Branching form of the resolvent at threshold for multi-dimensional discrete Laplacians

TL;DR

This paper analyzes the asymptotic behavior of the resolvent of the discrete Laplacian on multi-dimensional integer lattices near spectral thresholds, revealing dimension-dependent branching behaviors and providing explicit formulas.

Contribution

It introduces explicit asymptotic expansions of the resolvent at thresholds, demonstrating square-root or logarithmic branching depending on dimension, with less reliance on special functions.

Findings

Resolvent exhibits square-root branching in odd dimensions.

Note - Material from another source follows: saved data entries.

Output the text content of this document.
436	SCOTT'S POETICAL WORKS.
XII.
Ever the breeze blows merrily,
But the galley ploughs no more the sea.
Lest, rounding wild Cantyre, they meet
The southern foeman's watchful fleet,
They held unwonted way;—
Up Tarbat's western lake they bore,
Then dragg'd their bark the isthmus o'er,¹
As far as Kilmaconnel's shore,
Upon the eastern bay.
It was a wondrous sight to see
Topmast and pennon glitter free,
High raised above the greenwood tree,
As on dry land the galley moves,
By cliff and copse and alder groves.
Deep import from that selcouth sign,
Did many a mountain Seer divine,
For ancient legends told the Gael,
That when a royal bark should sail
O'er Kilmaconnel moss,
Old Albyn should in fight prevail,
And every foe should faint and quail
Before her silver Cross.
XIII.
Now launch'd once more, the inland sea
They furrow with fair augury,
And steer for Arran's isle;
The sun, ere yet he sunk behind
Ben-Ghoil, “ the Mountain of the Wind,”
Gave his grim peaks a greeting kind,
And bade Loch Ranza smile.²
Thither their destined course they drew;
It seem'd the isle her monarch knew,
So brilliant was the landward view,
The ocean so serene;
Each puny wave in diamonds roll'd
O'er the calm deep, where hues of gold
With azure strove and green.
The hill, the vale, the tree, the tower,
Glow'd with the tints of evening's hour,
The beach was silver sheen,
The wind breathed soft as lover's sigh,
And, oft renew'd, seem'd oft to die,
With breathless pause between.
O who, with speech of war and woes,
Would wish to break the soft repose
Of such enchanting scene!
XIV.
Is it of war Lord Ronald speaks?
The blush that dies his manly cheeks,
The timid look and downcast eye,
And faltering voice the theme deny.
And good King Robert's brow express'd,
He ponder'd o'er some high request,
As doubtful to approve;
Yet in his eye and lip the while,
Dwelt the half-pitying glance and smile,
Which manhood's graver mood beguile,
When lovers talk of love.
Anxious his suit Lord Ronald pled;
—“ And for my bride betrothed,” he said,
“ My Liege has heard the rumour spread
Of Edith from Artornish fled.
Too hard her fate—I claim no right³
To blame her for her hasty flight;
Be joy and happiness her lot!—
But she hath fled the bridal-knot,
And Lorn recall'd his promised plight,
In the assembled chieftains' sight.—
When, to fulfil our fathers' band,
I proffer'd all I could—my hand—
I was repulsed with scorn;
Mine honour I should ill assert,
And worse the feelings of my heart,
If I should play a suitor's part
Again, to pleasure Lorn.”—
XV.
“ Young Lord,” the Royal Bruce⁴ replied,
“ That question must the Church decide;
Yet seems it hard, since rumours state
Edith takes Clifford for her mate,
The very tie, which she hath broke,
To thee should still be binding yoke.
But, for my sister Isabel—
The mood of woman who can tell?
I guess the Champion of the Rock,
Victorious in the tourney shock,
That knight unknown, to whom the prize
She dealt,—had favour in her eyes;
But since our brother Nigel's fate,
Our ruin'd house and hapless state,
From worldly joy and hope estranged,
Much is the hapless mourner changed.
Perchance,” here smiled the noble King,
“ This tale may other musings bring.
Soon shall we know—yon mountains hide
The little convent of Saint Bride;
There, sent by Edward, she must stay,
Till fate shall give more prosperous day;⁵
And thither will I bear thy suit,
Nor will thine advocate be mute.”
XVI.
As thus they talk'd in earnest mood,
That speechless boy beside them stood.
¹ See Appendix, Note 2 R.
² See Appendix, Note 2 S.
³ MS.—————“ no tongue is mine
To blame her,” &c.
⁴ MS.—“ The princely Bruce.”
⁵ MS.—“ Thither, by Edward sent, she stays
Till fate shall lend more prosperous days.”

Resolvent exhibits logarithmic branching in even dimensions.

Explicit formulas involve Lauricella hypergeometric functions.

Abstract

We consider the discrete Laplacian on $\mathbb Z^d$, and compute asymptotic expansions of its resolvent around thresholds embedded in continuous spectrum as well as those at end points. We prove that the resolvent has a square-root branching if $d$ is odd, and a logarithm branching if $d$ is even, and, moreover, obtain explicit expressions for these branching parts involving the Lauricella hypergeometric function. In order to analyze a non-degenerate threshold of general form we use an elementary step-by-step expansion procedure, less dependent on special functions.